Saturday, March 26, 2011

revising and editing

Are you sometimes convinced that your students spend more time erasing than writing?  If so, I have a simple solution for you.  First, understand the reason for the erasures.  The usual explanations for this are: 1) Some students want their first attempts at writing to be their final attempts!  They hate having to write pieces over again (...and shouldn't have to do that any more than necessary!).  Also, 2) A few clever kids erase a lot so that they don't have to write.  They're likely to be the same ones who sharpen their pencils endlessly or thumb through the dictionary with abandon (if you allow it).  Here are two solutions to the problem--all too simple.  Offer pens to your students to use during their drafting.  Even the little ones love to experiment with pens.  Of course, they can't erase with pens and must learn to cross out and write above.  Another solution is to furnish lots of pencils for writing---pencils without erasers!!  Just pop those little tips off so that no one is tempted to erase.  Problem easily solved!  

Monday, March 21, 2011

Comics for your kids!

You're gonna love this web site for students of all ages: MakeBeliefsComix.com.  Students can create short comic strips, choosing their own characters, dialogue bubbles, and features and can then print out to share.  This should get all of your students thinking and even the most reluctant writers moving!  

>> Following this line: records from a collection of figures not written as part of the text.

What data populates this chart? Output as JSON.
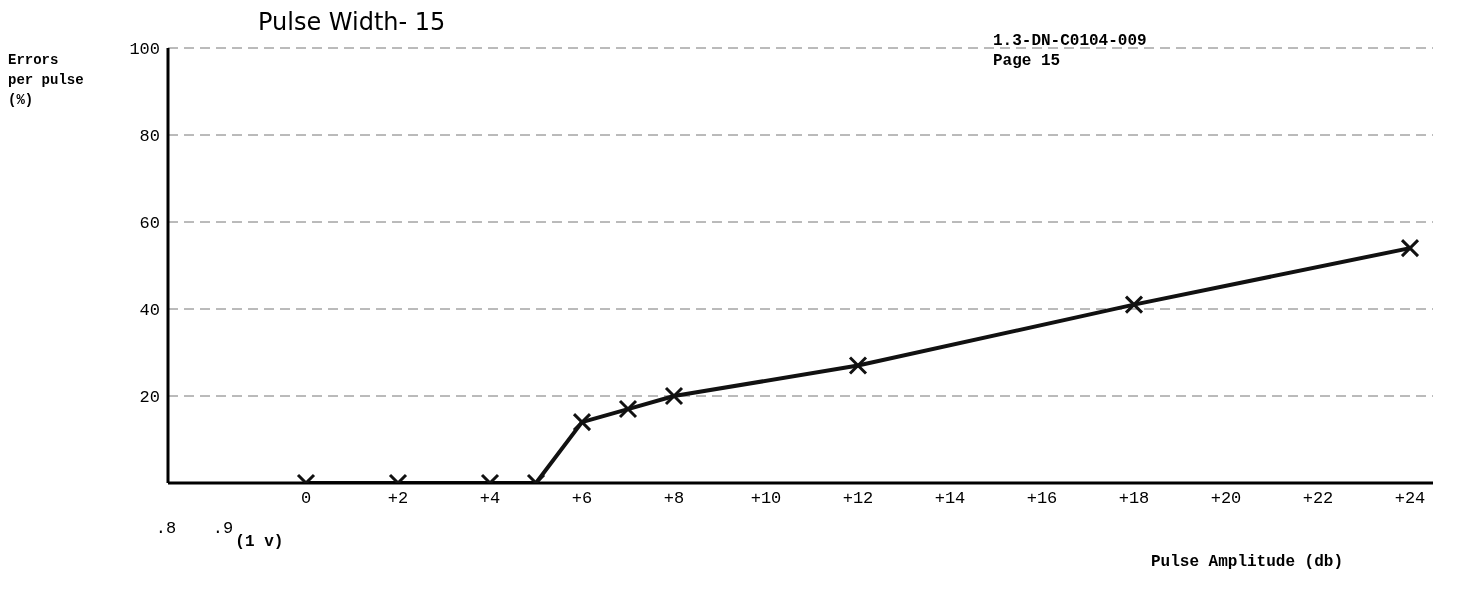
{
  "chart_data": {
    "type": "line",
    "title": "Pulse Width- 15",
    "xlabel": "Pulse Amplitude (db)",
    "ylabel": "Errors per pulse (%)",
    "annotations": [
      "1.3-DN-C0104-009",
      "Page 15",
      "(1 v)",
      ".8",
      ".9"
    ],
    "x": [
      0,
      2,
      4,
      5,
      6,
      7,
      8,
      12,
      18,
      24
    ],
    "series": [
      {
        "color": "#111111",
        "values": [
          0,
          0,
          0,
          0,
          14,
          17,
          20,
          27,
          41,
          54
        ]
      }
    ],
    "xlim": [
      -3,
      24.5
    ],
    "xticks": [
      {
        "value": 0,
        "label": "0"
      },
      {
        "value": 2,
        "label": "+2"
      },
      {
        "value": 4,
        "label": "+4"
      },
      {
        "value": 6,
        "label": "+6"
      },
      {
        "value": 8,
        "label": "+8"
      },
      {
        "value": 10,
        "label": "+10"
      },
      {
        "value": 12,
        "label": "+12"
      },
      {
        "value": 14,
        "label": "+14"
      },
      {
        "value": 16,
        "label": "+16"
      },
      {
        "value": 18,
        "label": "+18"
      },
      {
        "value": 20,
        "label": "+20"
      },
      {
        "value": 22,
        "label": "+22"
      },
      {
        "value": 24,
        "label": "+24"
      }
    ],
    "ylim": [
      0,
      100
    ],
    "yticks": [
      20,
      40,
      60,
      80,
      100
    ],
    "grid": "y",
    "marker": "cross",
    "line_style": "solid"
  }
}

Developmentally Appropriate...or not??

 

I thought the following was an interesting quote, worthy of some careful thought as we consider how much we should or should not be adjusting our expectations of young children.  I would love to hear your responses to this issue:   “Is there anyone with a historical sensibility who can see how vastly we’ve shifted over two or three decades in our understanding of what children need?  I believe we need to keep a historical perspective in order to see more clearly how the concept of ‘developmentally appropriate’ has been perverted into a mandate to teach things that were clearly developmentally inappropriate 30 years ago.”  Thomas Armstong, learning and human development expert.  “Historical Perspectives on What is ‘Developmentally Appropriate'," The Whole Child Blog, Nov. 18, 2010.  

Sunday, March 20, 2011

Tired of nagging???

At this point in the year when you're totally tired of nagging about capital letters, end punctuation, spellings, etc., give this tip a try.   Look at your students' rough draft papers and find those students who're getting those things correct automatically.  Declare them your "experts"---"Johnny, you're an expert at using exclamation marks correctly.  Would you be our class expert for exclamations?  If anyone wonders whether they should use an exclamation mark, you can talk to Johnny during our writing workshop." The same goes for paragraph indentions, good lead sentences, great closures, super word choices, and anything you can think of that would improve students' writing at this point. You might even give them a badge to wear---Put some of those old conference nametags to good use. Take out your name and put, "Johnny, Punctuation Expert."  Kids will feel special and may all strive to be an expert in some area as well!  Having students support each other as a community of learners should be one of our classroom goals.  

Monday, March 14, 2011

field trips on NO budget

No budget for taking your students on the traditional field trips this spring ?  Well, now you can go to some exotic places for new learning experiences.  Go to www.efieldtrips.org.  This web site offers a complete field trip to some remarkable places.  You can download a travel journal which can be used to evaluate students' participation if you choose.  Then, the site will take you on a virtual trip (many great sites listed).  After the trip, there are a number of interactive options: students can post questions that will receive answer, or they can be part of a web chat about the visit.  Safe travels!  

Saturday, March 12, 2011

Good Writing Lesson

For those of you preparing for upcoming writing tests--or just trying to help students improve their writing, here's a lesson I did recently that worked well with 5th graders.  I gave each student a rubber band (and led them through a group promise not to misbehave with them!).  I read through a rather bland piece of writing with little to no sentence variety.  When I re-read it, I asked students to hold the rubber bands between the thumb and index fingers of both hands.  I told them I would pause at the end of each sentence.  They were to judge whether the sentence was short/simple, medium length, or complex/longer and stretch the rubber band to reflect the length of the sentence.  For the first text, their bands stayed about the same unextended length.  Then, I read an interesting piece to them, and we repeated the activity.  This time, we all observed the bands extending and retracting constantly.  The lesson made sentence fluency and variety more concrete and visual for these students. They discovered that you don't want all long or all short sentences in a piece of writing.  Then, they looked over their own compositions, stretching the rubber bands to see how varied their sentences were.  Many discovered that they needed to revise!  Hallelujah! Let me know if you try this.